In “12 Hour Shift,” Angela Bettis plays Mandy, a surly small-town Arkansas hospital nurse with a drug habit who moonlights as a supplier in the organ black market. The plot of course centers on her worst day ever, when everything that could possibly go wrong indeed does. Stuck with a double shift, Mandy tasks her stereotypically dumb blonde cousin Regina (Chloe Farnworth) with transporting a kidney to a garage where unlicensed transplants are performed. Regina of courses loses the kidney, and must replace it or surrender one of her own to the menacing criminals.

Typical fare for small to midsize film festivals, “12 Hour Shift” is no more than a throwaway low-budget indie effort destined for cable TV or streaming. Its insistence that nuisance equals quirkiness aside, it lacks an identifiable protagonist with whom viewers can empathize. That is, unless you are a psychopath and you’re in it just for the blood and guts.

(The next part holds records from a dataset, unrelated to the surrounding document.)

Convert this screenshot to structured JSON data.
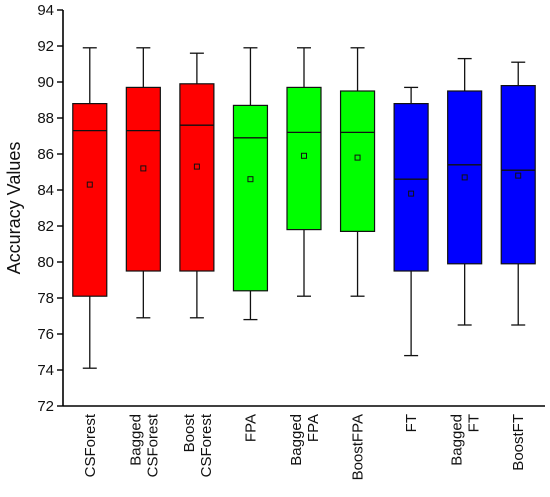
{
  "chart_data": {
    "type": "box",
    "title": "",
    "xlabel": "",
    "ylabel": "Accuracy Values",
    "ylim": [
      72,
      94
    ],
    "yticks": [
      72,
      74,
      76,
      78,
      80,
      82,
      84,
      86,
      88,
      90,
      92,
      94
    ],
    "categories": [
      "CSForest",
      "Bagged\nCSForest",
      "Boost\nCSForest",
      "FPA",
      "Bagged\nFPA",
      "BoostFPA",
      "FT",
      "Bagged\nFT",
      "BoostFT"
    ],
    "boxes": [
      {
        "category": "CSForest",
        "min": 74.1,
        "q1": 78.1,
        "median": 87.3,
        "q3": 88.8,
        "max": 91.9,
        "mean": 84.3,
        "color": "#ff0000"
      },
      {
        "category": "Bagged CSForest",
        "min": 76.9,
        "q1": 79.5,
        "median": 87.3,
        "q3": 89.7,
        "max": 91.9,
        "mean": 85.2,
        "color": "#ff0000"
      },
      {
        "category": "Boost CSForest",
        "min": 76.9,
        "q1": 79.5,
        "median": 87.6,
        "q3": 89.9,
        "max": 91.6,
        "mean": 85.3,
        "color": "#ff0000"
      },
      {
        "category": "FPA",
        "min": 76.8,
        "q1": 78.4,
        "median": 86.9,
        "q3": 88.7,
        "max": 91.9,
        "mean": 84.6,
        "color": "#00ff00"
      },
      {
        "category": "Bagged FPA",
        "min": 78.1,
        "q1": 81.8,
        "median": 87.2,
        "q3": 89.7,
        "max": 91.9,
        "mean": 85.9,
        "color": "#00ff00"
      },
      {
        "category": "BoostFPA",
        "min": 78.1,
        "q1": 81.7,
        "median": 87.2,
        "q3": 89.5,
        "max": 91.9,
        "mean": 85.8,
        "color": "#00ff00"
      },
      {
        "category": "FT",
        "min": 74.8,
        "q1": 79.5,
        "median": 84.6,
        "q3": 88.8,
        "max": 89.7,
        "mean": 83.8,
        "color": "#0000ff"
      },
      {
        "category": "Bagged FT",
        "min": 76.5,
        "q1": 79.9,
        "median": 85.4,
        "q3": 89.5,
        "max": 91.3,
        "mean": 84.7,
        "color": "#0000ff"
      },
      {
        "category": "BoostFT",
        "min": 76.5,
        "q1": 79.9,
        "median": 85.1,
        "q3": 89.8,
        "max": 91.1,
        "mean": 84.8,
        "color": "#0000ff"
      }
    ]
  }
}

Even with so-called “torture porn,” the audience is most often compelled to root for the doomed to find a way out of the set pieces. Using that analogy, “12 Hour Shift” is torture porn with only money shots and zero foreplay. Characters exist solely to facilitate fake blood splattering at regular intervals. The fact that it has a female writer-director, Brea Grant, seems to be a justification used by programmers for its inclusion at festivals, but this movie is about as feminist as the nomination of Amy Coney Barrett to the Supreme Court.

The coronavirus pandemic has thrown a wrench in the film’s tour on the festival circuit, with its world premiere taking place virtually via the Tribeca Film Festival. Moreover, it’s doubtful anyone will turn to this kind of nonsense for escapism.